Databricks Community

hnnhhnnh · ‎02-28-2025

i have a DLT pipeline, wanted to update a perticular column value from other records, trying it using windowing first_value geting below error.
approach#1: join
I tried selfjoin initially, failing with joins are not possible in DLT with below error.
org.apache.spark.sql.catalyst.ExtendedAnalysisException: Stream-stream LeftOuter join between two streaming DataFrame/Datasets is not supported without a watermark in the join keys, or a watermark on the nullable side and an appropriate range condition;

approach#2: windowing
org.apache.spark.sql.AnalysisException: [NON_TIME_WINDOW_NOT_SUPPORTED_IN_STREAMING] Window function is not supported in FIRST(s_featureno#89808, TRUE) (as column `s_featureno`) on streaming DataFrames/Datasets.

code snipped from my DLT as follows. please help how to solve it. initially tried to ran without watermark, then added water mark unable to troubleshoot this error.

final_df = df.withColumn(

"time_window",

window("kafka_ts", time_window)

).withColumn(

"s_featureno",

when(

col("event_type") == "WAYB",

col("s_featureno")

).otherwise(

first("s_featureno", ignorenulls=True).over(Window.partitionBy("sno", "s_nr", "SAKey").orderBy("kafka_ts"))

)

)

lets say sample input:

columns = ['sno', 's_nr', 'SAKey', 's_type', 's_featureno']

data = [

('s1', 11, 55, 'ichd', None),

('s1', 11, 55, 'wayb', 9999),

('s2', 12, 66, 'xyza', None),

('s2', 12, 77, 'xyza', None),

('s2', 12, 66, 'wayb', 1111)

]

expected output:
s1 11 55 ichd 9999
s1 11 55 wayb 9999
s2 12 66 xyza 1111
s2 12 66 wayb 1111
s2 12 77 xyza null

jhonm_839 · ‎03-01-2025

Hi hnnhhnnh,

It looks like you're running into two key issues:

Joins in DLT – Stream-stream joins require a watermark on the nullable side and a proper time-based condition. Without this, DLT won’t allow the join. Try adding a watermark and ensuring your join condition includes a time range.
Window Function Limitation – The first() window function isn’t supported in streaming data unless it's within a time-based window. Instead of using first(), try using aggregation methods like last() to get the most recent non-null value.

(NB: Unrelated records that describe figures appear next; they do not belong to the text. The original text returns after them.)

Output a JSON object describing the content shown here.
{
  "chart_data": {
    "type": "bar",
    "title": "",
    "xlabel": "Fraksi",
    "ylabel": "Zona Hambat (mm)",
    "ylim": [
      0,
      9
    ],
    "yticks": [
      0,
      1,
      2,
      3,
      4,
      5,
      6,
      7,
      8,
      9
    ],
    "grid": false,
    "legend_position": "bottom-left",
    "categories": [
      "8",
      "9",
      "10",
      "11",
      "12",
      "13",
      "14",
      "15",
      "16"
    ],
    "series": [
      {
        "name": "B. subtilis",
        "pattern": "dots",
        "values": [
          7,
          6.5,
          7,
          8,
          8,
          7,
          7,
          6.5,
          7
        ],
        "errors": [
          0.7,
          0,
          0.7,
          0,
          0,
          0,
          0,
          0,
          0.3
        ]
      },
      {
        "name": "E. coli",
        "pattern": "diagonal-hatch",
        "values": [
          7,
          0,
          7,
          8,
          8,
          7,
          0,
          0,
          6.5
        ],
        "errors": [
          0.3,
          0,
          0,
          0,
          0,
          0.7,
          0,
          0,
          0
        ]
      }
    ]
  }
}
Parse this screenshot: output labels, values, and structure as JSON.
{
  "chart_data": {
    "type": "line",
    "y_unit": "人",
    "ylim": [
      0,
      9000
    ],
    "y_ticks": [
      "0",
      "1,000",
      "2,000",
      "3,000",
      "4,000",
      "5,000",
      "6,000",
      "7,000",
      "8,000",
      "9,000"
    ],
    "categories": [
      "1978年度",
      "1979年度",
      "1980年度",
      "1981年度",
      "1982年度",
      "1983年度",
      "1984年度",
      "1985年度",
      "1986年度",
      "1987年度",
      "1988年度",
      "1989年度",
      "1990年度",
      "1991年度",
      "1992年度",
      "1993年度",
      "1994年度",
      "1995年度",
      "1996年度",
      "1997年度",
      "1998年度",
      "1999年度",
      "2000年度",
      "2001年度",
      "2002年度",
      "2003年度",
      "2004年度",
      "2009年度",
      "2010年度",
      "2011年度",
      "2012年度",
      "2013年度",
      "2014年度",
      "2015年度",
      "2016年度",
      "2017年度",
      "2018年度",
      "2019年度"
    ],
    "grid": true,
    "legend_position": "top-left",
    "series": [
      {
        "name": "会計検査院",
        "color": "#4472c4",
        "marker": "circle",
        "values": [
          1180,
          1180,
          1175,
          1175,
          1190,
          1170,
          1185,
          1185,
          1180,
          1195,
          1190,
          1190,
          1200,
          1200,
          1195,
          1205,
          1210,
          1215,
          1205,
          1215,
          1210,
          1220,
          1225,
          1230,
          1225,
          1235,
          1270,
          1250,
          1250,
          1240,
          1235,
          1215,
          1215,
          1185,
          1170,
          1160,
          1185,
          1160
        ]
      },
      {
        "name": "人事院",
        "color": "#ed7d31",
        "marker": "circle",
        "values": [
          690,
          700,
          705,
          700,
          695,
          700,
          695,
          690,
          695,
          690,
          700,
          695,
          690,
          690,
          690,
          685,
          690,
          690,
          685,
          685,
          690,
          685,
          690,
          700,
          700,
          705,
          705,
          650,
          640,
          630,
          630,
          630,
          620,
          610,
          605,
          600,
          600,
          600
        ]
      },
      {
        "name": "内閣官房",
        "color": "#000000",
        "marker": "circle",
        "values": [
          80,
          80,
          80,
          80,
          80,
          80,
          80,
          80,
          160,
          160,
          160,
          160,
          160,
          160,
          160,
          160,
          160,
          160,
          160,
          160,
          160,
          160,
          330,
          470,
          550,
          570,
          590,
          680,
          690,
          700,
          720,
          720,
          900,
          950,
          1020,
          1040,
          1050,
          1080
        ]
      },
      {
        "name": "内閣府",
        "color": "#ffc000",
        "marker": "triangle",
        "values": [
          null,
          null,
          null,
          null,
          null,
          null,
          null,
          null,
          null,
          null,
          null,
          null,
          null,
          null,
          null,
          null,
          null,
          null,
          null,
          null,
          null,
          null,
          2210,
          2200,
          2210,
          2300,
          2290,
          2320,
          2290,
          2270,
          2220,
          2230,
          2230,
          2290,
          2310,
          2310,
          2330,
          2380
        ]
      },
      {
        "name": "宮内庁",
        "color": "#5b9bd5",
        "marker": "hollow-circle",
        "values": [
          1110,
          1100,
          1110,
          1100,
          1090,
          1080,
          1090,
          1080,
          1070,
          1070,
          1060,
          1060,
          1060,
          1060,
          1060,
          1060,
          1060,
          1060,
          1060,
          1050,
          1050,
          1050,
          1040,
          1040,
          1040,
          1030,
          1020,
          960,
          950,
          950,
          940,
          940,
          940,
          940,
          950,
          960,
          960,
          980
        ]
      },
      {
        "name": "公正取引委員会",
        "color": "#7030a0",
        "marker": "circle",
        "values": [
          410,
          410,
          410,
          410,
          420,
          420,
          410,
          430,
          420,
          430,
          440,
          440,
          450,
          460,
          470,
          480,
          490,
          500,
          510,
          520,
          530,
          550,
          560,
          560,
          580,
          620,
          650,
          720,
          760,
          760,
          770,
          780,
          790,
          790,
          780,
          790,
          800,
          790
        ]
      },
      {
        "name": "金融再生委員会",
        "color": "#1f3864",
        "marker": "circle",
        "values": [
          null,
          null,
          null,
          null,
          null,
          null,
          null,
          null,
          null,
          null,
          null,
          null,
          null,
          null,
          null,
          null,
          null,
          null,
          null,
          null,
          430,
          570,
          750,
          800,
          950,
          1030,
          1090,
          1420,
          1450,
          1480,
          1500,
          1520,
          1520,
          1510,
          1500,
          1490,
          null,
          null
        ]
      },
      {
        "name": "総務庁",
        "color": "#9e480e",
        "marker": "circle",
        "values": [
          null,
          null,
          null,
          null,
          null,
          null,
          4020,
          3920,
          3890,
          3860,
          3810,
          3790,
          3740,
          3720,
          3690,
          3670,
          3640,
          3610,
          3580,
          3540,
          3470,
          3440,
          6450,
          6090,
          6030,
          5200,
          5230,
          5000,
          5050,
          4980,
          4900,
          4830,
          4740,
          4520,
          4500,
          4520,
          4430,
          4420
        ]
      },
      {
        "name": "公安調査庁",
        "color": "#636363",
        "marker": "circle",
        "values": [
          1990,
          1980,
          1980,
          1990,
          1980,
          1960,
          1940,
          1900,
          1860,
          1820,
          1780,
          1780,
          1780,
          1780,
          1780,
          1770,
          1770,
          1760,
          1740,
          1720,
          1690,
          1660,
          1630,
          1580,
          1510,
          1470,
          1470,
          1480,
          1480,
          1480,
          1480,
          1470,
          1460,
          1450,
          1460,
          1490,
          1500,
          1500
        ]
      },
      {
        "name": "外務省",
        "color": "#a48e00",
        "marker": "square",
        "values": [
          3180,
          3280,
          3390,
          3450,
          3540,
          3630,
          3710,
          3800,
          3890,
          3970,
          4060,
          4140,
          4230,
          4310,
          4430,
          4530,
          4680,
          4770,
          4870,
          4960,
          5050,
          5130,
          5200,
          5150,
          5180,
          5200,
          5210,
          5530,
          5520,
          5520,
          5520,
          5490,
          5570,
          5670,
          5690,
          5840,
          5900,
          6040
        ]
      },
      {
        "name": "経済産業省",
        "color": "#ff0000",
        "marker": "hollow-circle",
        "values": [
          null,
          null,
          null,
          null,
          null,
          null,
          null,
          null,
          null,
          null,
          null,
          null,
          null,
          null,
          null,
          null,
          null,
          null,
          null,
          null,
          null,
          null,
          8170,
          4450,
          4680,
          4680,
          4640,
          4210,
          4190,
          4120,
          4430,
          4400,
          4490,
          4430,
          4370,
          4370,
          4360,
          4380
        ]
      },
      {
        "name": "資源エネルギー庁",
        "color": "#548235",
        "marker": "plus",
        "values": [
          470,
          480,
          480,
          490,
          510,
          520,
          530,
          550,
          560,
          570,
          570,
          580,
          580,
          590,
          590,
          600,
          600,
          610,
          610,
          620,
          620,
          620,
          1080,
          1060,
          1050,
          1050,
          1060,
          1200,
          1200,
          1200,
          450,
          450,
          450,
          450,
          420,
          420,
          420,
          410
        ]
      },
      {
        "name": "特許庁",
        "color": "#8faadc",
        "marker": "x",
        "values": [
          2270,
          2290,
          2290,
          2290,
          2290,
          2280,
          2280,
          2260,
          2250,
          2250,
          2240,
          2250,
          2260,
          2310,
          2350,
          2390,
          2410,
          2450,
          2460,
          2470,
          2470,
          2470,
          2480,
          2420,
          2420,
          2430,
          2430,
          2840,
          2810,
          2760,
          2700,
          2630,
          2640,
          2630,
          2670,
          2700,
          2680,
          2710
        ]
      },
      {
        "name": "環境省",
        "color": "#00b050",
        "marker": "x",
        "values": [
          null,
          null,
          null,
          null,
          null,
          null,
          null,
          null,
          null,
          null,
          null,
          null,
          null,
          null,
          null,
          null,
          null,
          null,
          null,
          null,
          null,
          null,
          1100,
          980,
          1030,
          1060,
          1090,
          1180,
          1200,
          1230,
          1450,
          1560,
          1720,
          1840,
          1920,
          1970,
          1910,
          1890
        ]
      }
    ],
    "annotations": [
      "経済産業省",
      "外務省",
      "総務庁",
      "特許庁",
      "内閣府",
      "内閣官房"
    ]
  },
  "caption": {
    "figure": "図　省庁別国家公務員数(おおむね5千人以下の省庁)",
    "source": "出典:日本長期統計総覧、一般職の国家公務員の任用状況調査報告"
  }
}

A better approach would be to use grouping and aggregation rather than a window function. This way, you can retain the latest s_featureno value where available, without breaking DLT's streaming constraints. If your issue persists, check that your watermarking and event ordering are properly set. Hope this helps!

mlivshutz · ‎03-03-2025

Could you recommend an post online to get more detail on using grouping and aggregation within a DLT?

hnnhhnnh · ‎03-03-2025

hi @jhonm_839
thanks for your response to the post. I appreciate your time.
I have watermark on dataframe in palce and used last(), min() etc.. aggregate functions its still filing.

final_df = df.withWatermark("kafka_ts", "1 hour").withColumn(

"s_featureno",

when(

col("event_type") == "WAYB",

col("s_featureno")

).otherwise(